= Tikunani =

Small city-state in Mesopotamia

Tikunani (or Tigunānum) was a small Hurrian city-state in Mesopotamia around the middle of the second millennium BC. The name refers to both the kingdom and its capital city.

==History==
===Middle Bronze Age===
==== Middle Bronze II ====
Assuming it does refer to the same city, Tigunānum is the older form of the name, appearing in texts excavated from Mari (c. 1760 BCE) and Shemshara around the 18th century BC.

===== Tikunani Prism =====
The Tikunani Prism is a clay artifact, 8½ inches tall with a square base roughly 2 by 2 inches, with an Akkadian cuneiform inscription listing the names of 438 Habiru soldiers of King Tunip-Teššup of Tikunani (a small North Mesopotamian kingdom). This king was a contemporary of King Hattusili I of the Hittites (around 1620 BC). It is of unknown provenance and is currently held in a private collection.

The discovery of this text generated much excitement, for it provided much-needed fresh evidence about the nature of the Habiru (or Hapiru) and their possible connection to the Biblical Hebrews. However, the majority of Tunip-Tessup's Habiru soldiers recorded in the text had Hurrian names that could not be explained in any Canaanite language (the family which Hebrew belongs to) or any other Semitic language. The rest of the names are Semitic, except for one Kassite name.

==Sources==
All known sources are of unknown provenance. It has been suggested that they were illegally excavated in the 1990s. The cuneiform tablets bear a colophon which indicates they are part of a palace archive. Three tablets and two prisms, one administrative and one the Tikunani Prism are held in a private collection and have been published. Eleven tablets, five omen compendia, five administrative, and one lexical are held in the Schøyen Collection and have been published. Fifteen omen tablets are held in Japan in the Hirayama collection, yet unpublished. Two tablets, one omen and one administrative are held in separate private collections and have been published.

It has been reported that about 450 further Tikunani tablets were held in a private collection, of which 17 have been published. Those tablets have since been sold at auction and their whereabouts unknown. Before the sale they were transliterated by W. G. Lambert. Those transcriptions are slowly making their way into publication. The collection included about "20 letters, 360 administrative texts, about 40 legal texts, 20 divinatory texts, a broken royal inscription, and a number of fragmentary school texts".

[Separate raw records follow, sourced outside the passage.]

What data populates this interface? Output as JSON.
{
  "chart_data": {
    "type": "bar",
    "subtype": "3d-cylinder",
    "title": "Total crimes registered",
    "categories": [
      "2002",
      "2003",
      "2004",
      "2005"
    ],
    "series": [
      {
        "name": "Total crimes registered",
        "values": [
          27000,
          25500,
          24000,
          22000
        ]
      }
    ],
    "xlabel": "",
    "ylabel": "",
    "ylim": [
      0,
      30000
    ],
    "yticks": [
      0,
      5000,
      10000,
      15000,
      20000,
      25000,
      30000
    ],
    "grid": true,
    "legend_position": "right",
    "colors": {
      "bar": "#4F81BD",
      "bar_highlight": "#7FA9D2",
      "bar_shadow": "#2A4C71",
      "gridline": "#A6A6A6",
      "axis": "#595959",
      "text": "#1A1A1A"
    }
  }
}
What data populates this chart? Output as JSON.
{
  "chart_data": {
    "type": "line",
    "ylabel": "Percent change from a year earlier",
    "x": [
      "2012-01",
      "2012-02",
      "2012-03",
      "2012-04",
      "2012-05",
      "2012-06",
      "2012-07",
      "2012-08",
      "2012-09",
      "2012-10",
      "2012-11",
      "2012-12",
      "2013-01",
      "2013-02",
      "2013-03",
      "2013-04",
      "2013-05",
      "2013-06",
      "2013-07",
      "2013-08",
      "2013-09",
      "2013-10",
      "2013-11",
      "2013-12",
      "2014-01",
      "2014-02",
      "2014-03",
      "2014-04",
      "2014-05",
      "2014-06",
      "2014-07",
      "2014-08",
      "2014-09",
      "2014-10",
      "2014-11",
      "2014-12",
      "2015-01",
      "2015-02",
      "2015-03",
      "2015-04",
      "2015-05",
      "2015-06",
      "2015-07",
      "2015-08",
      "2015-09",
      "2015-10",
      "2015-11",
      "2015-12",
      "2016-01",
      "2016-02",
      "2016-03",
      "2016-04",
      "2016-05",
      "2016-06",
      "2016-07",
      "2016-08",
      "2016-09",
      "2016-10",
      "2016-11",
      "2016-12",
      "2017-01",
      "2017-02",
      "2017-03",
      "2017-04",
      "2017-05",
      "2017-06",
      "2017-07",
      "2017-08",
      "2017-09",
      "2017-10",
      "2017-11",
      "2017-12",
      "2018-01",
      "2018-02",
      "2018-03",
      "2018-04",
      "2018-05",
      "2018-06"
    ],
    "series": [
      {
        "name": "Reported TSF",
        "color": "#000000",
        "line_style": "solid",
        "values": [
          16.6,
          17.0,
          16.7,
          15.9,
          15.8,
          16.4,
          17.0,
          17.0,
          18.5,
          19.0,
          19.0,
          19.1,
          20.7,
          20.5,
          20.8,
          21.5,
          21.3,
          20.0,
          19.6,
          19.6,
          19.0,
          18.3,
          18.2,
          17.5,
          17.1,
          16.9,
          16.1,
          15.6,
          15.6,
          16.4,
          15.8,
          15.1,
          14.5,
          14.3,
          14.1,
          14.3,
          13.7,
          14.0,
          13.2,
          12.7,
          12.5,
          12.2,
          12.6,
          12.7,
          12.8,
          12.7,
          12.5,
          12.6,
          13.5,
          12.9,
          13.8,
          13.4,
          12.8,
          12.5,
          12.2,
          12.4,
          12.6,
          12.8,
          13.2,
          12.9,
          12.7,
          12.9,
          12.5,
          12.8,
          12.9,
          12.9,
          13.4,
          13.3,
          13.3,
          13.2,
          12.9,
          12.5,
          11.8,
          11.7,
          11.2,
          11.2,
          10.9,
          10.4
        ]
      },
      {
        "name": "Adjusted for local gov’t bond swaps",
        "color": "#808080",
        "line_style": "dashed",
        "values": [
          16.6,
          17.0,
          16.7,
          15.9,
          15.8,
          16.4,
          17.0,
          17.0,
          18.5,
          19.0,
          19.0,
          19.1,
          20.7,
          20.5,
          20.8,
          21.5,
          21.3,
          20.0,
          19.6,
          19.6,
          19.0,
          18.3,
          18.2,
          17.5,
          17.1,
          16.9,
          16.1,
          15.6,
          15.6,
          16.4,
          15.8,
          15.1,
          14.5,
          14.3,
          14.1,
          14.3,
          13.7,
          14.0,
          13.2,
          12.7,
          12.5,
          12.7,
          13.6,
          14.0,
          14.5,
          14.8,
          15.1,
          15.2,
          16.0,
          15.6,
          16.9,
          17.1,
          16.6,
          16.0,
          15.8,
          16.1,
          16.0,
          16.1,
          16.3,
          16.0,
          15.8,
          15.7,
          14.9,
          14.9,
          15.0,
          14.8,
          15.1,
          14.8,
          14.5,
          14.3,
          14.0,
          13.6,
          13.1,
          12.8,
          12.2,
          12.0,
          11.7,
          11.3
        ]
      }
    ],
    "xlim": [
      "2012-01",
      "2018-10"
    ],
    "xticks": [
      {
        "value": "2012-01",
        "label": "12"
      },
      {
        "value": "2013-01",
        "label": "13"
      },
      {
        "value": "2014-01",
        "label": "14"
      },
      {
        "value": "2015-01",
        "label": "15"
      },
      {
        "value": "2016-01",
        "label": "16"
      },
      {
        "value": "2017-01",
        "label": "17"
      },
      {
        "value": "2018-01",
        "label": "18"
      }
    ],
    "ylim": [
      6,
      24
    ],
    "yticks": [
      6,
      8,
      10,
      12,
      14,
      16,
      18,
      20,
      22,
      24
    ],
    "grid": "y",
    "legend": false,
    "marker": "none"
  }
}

One of the private collection tablets, in Akkadian, from a Hittite king named only by the title "tabarna" is written to a vassal king, Tuniya (possibly the same as Tunip-Teššup), the ruler of Tikunani. In the letter the king extorts his vassal for support him in an attack against the city of Ḫaḫḫum who have been dealing with the Mitanni. The tablet is thought to date to the reign of Hittite ruler Hattusili I (c. 1650–1620 BC) though that is not certain. It has been suggested that this is a modern forgery. In the annals of Hattusilli I it is recorded that ruler Tunip-Teššup sent him a "silver chariot".

"... be a man with respect to the man of Hahhum. Devour his food rations like a dog! The oxen which you take shall be your own. The sheep and goats which you take shall be your own. Be a man with respect to him! I from this side, and you from that side. ..."

==Theories==
===Location===
It was speculated that the location of Tikunani was in the area around Diyarbakir or Bismil,. Later work suggested that the region of the Upper Habur River that lies off the Euphrates River as the probable region of provenance.